Co-opted – Treasurer designate

Keith MyersI am Head of Research at Westwood Global Energy, a global oil and gas research company, responsible for research across the business. I graduated in Geology from the University of Edinburgh and went on receive a PhD in Sedimentology from Imperial College.

I joined BP as a geologist in 1987 where I had both senior technical and commercial roles. After leaving BP in 2000, I was the managing director of an energy software company and an advisor to numerous energy companies on strategy and partnership issues. 

I was the co-founder and managing partner of Richmond Energy Partners, providing research and advice to investors in smaller oil and gas companies. REP went on to launch the Wildcat exploration intelligence service which is now relied upon by E&P companies globally. REP became part of Westwood Global Energy Group in 2015 following its sale to Energy Ventures private equity.

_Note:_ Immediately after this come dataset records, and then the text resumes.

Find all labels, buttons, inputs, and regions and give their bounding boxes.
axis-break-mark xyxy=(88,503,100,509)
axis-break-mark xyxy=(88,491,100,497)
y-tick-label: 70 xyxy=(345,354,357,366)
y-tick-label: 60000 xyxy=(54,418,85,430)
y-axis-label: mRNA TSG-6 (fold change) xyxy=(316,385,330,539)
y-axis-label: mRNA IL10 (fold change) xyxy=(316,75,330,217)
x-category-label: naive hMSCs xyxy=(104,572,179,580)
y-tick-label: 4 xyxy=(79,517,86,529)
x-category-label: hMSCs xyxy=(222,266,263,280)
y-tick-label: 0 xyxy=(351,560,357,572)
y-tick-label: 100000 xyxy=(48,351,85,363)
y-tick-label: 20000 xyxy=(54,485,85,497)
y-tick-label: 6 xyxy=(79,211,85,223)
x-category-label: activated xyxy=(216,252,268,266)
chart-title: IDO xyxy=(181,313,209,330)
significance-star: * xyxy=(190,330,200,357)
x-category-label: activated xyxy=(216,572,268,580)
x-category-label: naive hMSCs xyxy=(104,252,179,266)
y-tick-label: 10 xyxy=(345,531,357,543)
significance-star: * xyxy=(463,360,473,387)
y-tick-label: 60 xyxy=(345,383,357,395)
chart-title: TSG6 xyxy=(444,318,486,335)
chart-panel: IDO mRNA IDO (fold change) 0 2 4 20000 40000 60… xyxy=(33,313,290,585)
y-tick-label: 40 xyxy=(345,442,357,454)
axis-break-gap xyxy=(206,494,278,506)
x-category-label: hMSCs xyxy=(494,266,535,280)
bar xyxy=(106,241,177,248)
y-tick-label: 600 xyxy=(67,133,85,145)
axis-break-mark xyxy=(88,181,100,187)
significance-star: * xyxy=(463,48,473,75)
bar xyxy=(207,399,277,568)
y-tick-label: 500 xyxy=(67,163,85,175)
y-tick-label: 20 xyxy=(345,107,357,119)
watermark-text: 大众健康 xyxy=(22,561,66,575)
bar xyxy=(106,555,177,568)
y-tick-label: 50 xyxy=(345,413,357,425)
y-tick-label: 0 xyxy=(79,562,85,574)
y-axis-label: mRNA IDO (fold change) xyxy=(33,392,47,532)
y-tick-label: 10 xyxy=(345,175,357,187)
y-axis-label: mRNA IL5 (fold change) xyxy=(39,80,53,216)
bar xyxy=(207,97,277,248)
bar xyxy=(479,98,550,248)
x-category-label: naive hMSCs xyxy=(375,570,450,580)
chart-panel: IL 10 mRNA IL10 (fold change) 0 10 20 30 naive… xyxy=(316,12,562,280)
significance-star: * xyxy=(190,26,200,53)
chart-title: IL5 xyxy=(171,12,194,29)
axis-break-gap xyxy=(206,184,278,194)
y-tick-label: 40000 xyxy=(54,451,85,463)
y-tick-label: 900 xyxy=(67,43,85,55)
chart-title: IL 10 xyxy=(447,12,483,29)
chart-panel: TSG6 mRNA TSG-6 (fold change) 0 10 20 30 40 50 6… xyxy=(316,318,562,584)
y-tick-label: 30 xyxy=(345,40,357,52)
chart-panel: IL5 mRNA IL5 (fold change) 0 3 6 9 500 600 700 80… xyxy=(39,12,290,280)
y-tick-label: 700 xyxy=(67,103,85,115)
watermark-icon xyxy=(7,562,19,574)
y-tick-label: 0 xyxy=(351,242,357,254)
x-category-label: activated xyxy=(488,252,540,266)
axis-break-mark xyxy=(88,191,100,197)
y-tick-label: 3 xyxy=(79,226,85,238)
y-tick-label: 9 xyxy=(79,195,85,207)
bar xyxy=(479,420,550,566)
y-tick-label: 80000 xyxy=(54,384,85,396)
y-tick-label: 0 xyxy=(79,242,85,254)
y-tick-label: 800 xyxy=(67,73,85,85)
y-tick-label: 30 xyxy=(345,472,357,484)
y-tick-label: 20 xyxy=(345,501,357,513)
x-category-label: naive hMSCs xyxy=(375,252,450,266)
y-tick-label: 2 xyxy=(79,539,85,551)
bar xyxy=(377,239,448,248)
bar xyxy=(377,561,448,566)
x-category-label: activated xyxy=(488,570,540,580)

I have been a Fellow of the Geological Society since graduating. I have published papers on a range of topics, including in five Geological Society Special Publications, and co-authored a textbook on Sequence Stratigraphy.

I have a keen interest in the oil sector's governance and have been an Associate fellow at the foreign affairs think tank Chatham House. I have led capacity building initiatives for the parliaments of several emerging oil and gas-producing countries and I serve on the advisory group for the Natural Resource Governance Institute.